Hier ist zunächst zu beachten, dass die Entnahme in 2015 zwar die Aufdeckung der stillen Reserven im betrieblichen Bereich bewirkt, allerdings bezogen auf § 23 EStG keine Steuerfolgen auslöst.
Infolge der Entnahme liegt nun allerdings eine fiktive Anschaffung vor (§ 23 Abs. 1 S. 2 EStG), sodass ein neuer Zehnjahreszeitraum der Steuerverhaftung in Gang gesetzt wird. Wird das seit 2015 zum Privatvermögen gehörende Grundstück in 2018 veräußert, hat dies zur Konsequenz, dass zwar der Zehnjahreszeitraum zwischen tatsächlicher Anschaffung (2007) und Veräußerung (2018) überschritten ist, nicht aber der durch die Anschaffungsfiktion ausgelöste neue Zehnjahreszeitraum seit 2015.

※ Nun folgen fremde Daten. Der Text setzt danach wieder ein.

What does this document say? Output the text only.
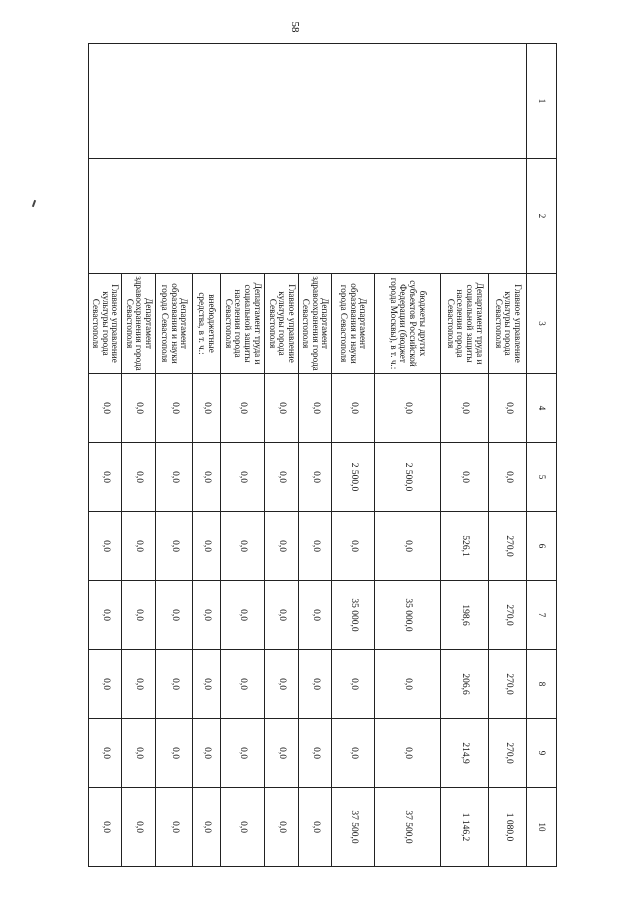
58
1	2	3	4	5	6	7	8	9	10
		Главное управление культуры города Севастополя	0,0	0,0	270,0	270,0	270,0	270,0	1 080,0
		Департамент труда и социальной защиты населения города Севастополя	0,0	0,0	526,1	198,6	206,6	214,9	1 146,2
		бюджеты других субъектов Российской Федерации (бюджет города Москвы), в т. ч.:	0,0	2 500,0	0,0	35 000,0	0,0	0,0	37 500,0
		Департамент образования и науки города Севастополя	0,0	2 500,0	0,0	35 000,0	0,0	0,0	37 500,0
		Департамент здравоохранения города Севастополя	0,0	0,0	0,0	0,0	0,0	0,0	0,0
		Главное управление культуры города Севастополя	0,0	0,0	0,0	0,0	0,0	0,0	0,0
		Департамент труда и социальной защиты населения города Севастополя	0,0	0,0	0,0	0,0	0,0	0,0	0,0
		внебюджетные средства, в т. ч.:	0,0	0,0	0,0	0,0	0,0	0,0	0,0
		Департамент образования и науки города Севастополя	0,0	0,0	0,0	0,0	0,0	0,0	0,0
		Департамент здравоохранения города Севастополя	0,0	0,0	0,0	0,0	0,0	0,0	0,0
		Главное управление культуры города Севастополя	0,0	0,0	0,0	0,0	0,0	0,0	0,0
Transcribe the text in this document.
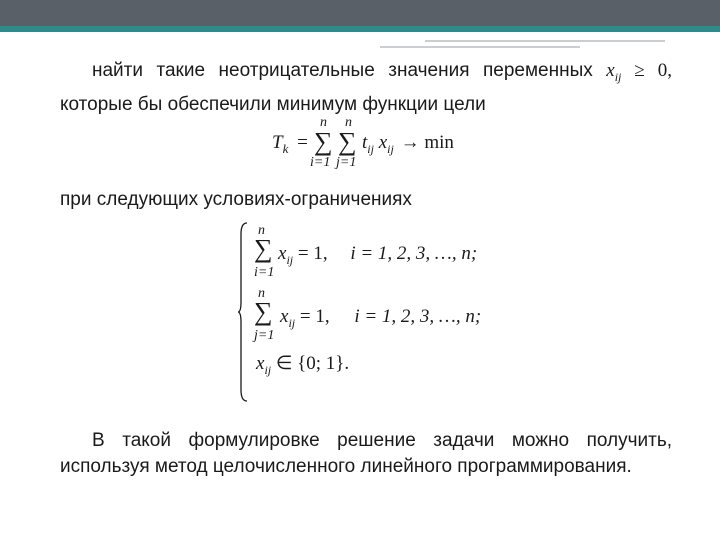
найти такие неотрицательные значения переменных $x_{ij} \ge 0$, которые бы обеспечили минимум функции цели
$T_k$ =
n
∑
i=1
n
∑
j=1
$t_{ij}$ $x_{ij} \to \min$
при следующих условиях-ограничениях
n
∑
i=1
$x_{ij} = 1$, i = 1, 2, 3, …, n;
n
∑
j=1
$x_{ij} = 1$, i = 1, 2, 3, …, n;
$x_{ij}$ ∈ {0; 1}.
В такой формулировке решение задачи можно получить, используя метод целочисленного линейного программирования.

Fazit: Der in 2018 zu versteuernde private Veräußerungsgewinn nach § 23 EStG beträgt 30.000 EUR (280.000 EUR ./. 250.000 EUR). Zudem hat die Entnahme in 2015 zu einer Aufdeckung von stillen Reserven i.H. von 30.000 EUR (250.000 EUR ./. 220.000 EUR) geführt. |
Beachten Sie | Wird ein Grundstück im Privatvermögen angeschafft und innerhalb des Zehnjahreszeitraums wieder veräußert, erfüllt dies auch dann den Tatbestand des § 23 EStG, wenn das Grundstück innerhalb des Zeitraums sowohl in das Betriebsvermögen eingelegt als auch wieder entnommen worden ist. Allerdings ist der Gewinn aus dem privaten Veräußerungsgeschäft in diesem Fall um den im Betriebsvermögen zu erfassenden Gewinn in Form der Differenz zwischen Einlage- und Entnahmewert zu korrigieren (BFH 23.8.11, IX R 66/10).